Outdoor Articles

Live Bait Tricks

by Pursue The Outdoors on November 30th, 1999 in General Fishing

Live Bait Tricks

There’s almost nothing like fishing with a piece of live bait. A rig as simple as a worm under a bobber or a hook and a split shot with a crawler can entertain the family for a whole day. Even though these simple techniques are a great way to find and catch fish. They sometimes just don’t seem to bring the action you might think they should. As you watching on a calm day you can see the fish there. Fish come up with in a few feet and just gaze at your bait just before swimming off. Today there are so many options out there for live bait rigs, artificial lures, and soft plastics. Where do you start? The one thing about all of these options are they all have great time and thought behind each of the products. Designed in these baits are characteristics that appeal to fish. Complementing your live bait with a product that is engineered to catch fish can make all the difference in triggering fish.
For the fisherman who tends to spend his time targeting pan fish there are several simple options to enhance your catch without having to buy a larger tackle box. By slipping a one inch grub body over your hook tipped with a small piece of live bait can make all the difference. Bass assassin makes a great one for this called the Assassin Fry. The reason I mention this one is there are some many colors available in there small sizes. The added action and color can be surprising. In most cases tipping it with live bait isn’t even necessary. With a little movement the bait itself with stimulate the fish to strike.
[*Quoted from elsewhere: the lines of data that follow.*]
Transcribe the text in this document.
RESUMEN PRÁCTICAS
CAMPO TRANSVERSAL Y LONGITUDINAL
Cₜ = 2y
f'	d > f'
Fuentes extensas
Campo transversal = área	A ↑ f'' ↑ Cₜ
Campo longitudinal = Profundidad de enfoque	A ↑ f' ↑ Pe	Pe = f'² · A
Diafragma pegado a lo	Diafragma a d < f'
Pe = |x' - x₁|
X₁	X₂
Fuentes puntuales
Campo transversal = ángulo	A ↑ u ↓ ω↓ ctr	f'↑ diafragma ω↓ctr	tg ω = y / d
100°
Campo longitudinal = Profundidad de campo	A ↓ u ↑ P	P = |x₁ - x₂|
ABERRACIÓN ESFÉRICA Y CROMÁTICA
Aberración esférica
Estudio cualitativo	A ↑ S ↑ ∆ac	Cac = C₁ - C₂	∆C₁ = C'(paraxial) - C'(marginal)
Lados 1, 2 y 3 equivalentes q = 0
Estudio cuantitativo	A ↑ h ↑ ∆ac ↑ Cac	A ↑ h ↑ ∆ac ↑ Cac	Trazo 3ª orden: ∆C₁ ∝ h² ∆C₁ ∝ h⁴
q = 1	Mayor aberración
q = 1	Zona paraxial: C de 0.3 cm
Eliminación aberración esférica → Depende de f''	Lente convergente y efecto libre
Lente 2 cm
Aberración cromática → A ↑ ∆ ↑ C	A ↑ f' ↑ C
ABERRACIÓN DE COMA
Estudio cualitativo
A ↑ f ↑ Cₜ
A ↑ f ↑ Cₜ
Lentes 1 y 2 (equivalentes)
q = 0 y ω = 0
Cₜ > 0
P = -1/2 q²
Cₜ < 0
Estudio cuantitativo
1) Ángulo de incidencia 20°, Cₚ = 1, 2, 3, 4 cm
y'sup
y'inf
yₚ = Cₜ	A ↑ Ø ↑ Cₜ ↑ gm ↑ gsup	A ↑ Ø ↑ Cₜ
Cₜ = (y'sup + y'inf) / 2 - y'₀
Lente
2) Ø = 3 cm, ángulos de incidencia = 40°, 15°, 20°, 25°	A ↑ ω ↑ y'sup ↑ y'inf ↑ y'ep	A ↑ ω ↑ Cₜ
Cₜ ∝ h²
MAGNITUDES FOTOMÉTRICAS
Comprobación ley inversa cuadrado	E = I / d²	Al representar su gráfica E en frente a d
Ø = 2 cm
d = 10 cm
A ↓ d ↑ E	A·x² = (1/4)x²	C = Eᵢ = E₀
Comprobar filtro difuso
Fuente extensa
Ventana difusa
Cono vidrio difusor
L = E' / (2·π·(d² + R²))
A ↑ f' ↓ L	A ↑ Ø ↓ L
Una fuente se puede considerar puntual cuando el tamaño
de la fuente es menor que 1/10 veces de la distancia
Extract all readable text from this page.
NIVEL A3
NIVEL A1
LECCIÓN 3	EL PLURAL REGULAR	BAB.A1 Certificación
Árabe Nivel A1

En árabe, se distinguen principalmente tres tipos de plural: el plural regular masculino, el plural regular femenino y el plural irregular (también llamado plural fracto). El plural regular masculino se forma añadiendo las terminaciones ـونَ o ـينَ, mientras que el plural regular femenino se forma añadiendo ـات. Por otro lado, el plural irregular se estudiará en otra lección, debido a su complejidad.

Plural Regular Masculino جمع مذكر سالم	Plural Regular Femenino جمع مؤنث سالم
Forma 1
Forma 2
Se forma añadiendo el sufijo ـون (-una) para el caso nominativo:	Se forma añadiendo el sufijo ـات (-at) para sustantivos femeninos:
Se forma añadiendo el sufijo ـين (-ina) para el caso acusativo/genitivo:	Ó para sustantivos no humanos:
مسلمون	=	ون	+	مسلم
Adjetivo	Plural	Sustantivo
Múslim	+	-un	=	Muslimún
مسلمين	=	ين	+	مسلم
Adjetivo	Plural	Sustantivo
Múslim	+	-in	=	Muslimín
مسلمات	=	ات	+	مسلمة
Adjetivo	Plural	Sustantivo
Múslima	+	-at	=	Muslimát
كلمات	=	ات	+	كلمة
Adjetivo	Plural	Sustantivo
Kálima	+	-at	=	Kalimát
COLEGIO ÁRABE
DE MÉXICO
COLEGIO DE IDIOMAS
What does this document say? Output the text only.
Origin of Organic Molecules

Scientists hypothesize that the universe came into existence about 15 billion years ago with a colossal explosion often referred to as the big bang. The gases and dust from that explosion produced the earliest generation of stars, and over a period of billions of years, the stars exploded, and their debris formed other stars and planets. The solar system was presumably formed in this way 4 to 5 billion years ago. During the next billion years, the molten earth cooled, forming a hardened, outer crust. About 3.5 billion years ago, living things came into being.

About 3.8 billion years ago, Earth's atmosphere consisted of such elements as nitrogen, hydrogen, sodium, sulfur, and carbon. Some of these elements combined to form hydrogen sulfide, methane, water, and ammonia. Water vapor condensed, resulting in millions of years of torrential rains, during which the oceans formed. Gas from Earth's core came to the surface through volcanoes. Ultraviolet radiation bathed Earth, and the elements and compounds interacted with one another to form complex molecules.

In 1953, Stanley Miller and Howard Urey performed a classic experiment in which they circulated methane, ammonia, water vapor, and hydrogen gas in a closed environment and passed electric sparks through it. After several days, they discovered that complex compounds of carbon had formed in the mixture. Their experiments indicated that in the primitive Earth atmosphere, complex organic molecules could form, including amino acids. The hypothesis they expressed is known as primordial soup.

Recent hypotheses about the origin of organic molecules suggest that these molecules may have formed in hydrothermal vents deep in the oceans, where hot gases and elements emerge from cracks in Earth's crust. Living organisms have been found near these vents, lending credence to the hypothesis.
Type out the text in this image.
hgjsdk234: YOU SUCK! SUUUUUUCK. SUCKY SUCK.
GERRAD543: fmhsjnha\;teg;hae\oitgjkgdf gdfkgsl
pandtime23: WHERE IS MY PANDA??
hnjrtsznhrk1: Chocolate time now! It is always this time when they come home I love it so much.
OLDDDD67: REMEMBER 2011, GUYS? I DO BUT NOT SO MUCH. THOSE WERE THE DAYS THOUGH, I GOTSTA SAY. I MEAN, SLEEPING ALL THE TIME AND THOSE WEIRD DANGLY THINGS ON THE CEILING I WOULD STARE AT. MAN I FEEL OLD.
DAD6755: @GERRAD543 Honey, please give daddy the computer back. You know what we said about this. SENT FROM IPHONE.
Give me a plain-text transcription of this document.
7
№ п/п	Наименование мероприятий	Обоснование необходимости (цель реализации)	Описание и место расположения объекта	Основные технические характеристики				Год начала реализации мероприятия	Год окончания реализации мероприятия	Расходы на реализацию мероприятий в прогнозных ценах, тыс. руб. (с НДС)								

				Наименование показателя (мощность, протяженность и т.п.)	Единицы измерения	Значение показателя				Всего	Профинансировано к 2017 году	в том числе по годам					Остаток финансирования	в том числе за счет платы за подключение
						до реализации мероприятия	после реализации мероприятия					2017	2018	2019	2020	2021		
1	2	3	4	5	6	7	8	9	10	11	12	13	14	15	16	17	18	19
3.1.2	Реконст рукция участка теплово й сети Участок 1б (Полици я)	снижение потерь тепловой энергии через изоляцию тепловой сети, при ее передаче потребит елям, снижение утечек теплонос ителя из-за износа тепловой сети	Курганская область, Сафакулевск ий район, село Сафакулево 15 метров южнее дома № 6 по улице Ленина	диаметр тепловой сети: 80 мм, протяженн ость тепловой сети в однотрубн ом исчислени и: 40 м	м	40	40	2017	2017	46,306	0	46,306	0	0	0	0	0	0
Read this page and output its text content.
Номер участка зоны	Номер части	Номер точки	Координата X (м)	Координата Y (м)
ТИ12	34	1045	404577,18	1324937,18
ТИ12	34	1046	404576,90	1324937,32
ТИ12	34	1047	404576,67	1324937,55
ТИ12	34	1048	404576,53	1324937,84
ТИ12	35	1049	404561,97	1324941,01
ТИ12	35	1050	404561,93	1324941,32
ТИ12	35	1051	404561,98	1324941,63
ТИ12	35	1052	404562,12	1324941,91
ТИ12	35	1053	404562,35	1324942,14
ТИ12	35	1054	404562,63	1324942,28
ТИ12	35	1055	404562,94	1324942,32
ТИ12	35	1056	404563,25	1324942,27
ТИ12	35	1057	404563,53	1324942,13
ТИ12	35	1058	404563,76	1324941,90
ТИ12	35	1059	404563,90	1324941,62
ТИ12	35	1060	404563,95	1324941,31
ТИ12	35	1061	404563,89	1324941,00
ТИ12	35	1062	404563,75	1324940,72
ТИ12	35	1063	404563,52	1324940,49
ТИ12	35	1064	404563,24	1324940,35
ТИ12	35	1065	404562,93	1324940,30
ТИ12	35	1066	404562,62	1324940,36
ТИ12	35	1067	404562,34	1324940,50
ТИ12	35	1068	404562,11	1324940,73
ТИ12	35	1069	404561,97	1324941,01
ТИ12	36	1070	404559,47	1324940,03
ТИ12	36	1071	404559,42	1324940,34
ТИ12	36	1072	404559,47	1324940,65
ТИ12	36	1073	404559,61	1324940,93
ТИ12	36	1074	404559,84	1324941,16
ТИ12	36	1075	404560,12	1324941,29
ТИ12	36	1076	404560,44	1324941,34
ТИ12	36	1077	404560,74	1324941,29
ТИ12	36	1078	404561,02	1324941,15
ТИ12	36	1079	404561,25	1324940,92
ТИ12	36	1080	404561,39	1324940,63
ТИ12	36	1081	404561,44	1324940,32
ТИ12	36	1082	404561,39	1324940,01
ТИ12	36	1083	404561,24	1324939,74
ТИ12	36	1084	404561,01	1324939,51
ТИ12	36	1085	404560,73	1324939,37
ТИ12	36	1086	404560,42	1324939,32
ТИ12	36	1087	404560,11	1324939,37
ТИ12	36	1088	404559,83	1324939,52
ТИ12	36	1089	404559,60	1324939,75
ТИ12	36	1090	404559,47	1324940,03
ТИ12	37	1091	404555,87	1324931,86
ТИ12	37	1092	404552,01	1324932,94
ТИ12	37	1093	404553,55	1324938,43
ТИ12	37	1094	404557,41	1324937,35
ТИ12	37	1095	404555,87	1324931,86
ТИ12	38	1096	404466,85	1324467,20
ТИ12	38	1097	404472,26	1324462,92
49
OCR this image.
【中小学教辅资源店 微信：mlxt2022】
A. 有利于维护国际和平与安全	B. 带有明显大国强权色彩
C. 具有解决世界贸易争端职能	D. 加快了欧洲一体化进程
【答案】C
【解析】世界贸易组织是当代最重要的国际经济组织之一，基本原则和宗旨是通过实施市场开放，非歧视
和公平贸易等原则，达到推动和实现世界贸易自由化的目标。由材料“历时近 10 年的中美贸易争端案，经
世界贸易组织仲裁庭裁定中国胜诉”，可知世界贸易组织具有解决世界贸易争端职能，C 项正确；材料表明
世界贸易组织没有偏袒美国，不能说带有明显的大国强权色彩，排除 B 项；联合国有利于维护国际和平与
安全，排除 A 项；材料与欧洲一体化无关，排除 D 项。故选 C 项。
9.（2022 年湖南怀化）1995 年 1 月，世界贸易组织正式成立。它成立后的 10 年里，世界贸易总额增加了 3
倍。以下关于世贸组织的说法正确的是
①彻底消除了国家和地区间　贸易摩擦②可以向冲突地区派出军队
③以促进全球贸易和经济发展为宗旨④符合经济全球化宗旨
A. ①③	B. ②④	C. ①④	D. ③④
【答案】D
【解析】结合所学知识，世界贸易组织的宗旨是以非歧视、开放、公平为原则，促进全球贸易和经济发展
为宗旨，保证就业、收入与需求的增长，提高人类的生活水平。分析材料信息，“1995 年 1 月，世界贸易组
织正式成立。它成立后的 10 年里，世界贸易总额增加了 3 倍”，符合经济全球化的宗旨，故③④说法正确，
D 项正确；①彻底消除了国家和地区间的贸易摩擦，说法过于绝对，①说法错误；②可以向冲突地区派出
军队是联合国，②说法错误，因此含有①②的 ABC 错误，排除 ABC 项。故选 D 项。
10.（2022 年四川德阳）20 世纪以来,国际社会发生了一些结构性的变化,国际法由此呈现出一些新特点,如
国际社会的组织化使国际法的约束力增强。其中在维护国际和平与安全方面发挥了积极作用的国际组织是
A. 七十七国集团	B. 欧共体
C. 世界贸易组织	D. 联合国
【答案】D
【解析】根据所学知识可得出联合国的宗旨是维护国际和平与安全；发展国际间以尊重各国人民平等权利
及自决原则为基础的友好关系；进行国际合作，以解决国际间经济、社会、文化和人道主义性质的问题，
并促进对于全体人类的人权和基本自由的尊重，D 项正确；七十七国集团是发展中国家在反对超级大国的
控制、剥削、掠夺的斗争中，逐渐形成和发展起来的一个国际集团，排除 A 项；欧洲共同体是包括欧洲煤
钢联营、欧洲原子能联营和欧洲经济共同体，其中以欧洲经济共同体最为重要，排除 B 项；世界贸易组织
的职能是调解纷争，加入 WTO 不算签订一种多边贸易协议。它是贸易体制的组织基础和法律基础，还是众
When perch fishing in the Great lakes adding a bright colored Assassin fry can be the ticket.
When fishing searching for fish on large body’s of water crank baits are often what we choose. It allows you to cover larger areas of water because of the higher speeds used when fishing trolling with crank baits. When trolling the crank baits are being pulled at a fairly constant rate of speed. This allows the lures to track properly and maintain the lures designed action. One side effect of this is the lures actions will bring fish close enough to strike for the fish to follow the lure which you never realize. This happens more often that what fisherman realize. One thing I’ve found that supports this is when the boat goes off course for a moment. As soon as the boat changes coarse or a drastic corrections is made to your trolling direction all of a sudden “Fish On” . The fish had been there following your bait but didn’t strike until the once constant lure action had now been interrupted by a sudden change. You can create these changes by deliberate changes in the boats speed or direction. There are a few disadvantages to this approach . One is that the action the lures were designed to produce is now hindered and you loosing it’s ability to bring fish in. Another disadvantage is your no longer trolling and covering as much water . Consider tipping the front hook of your crank bait with a small minnow, leach or small portion of night crawler. This can trigger those fish that otherwise just want to follow decide to strike.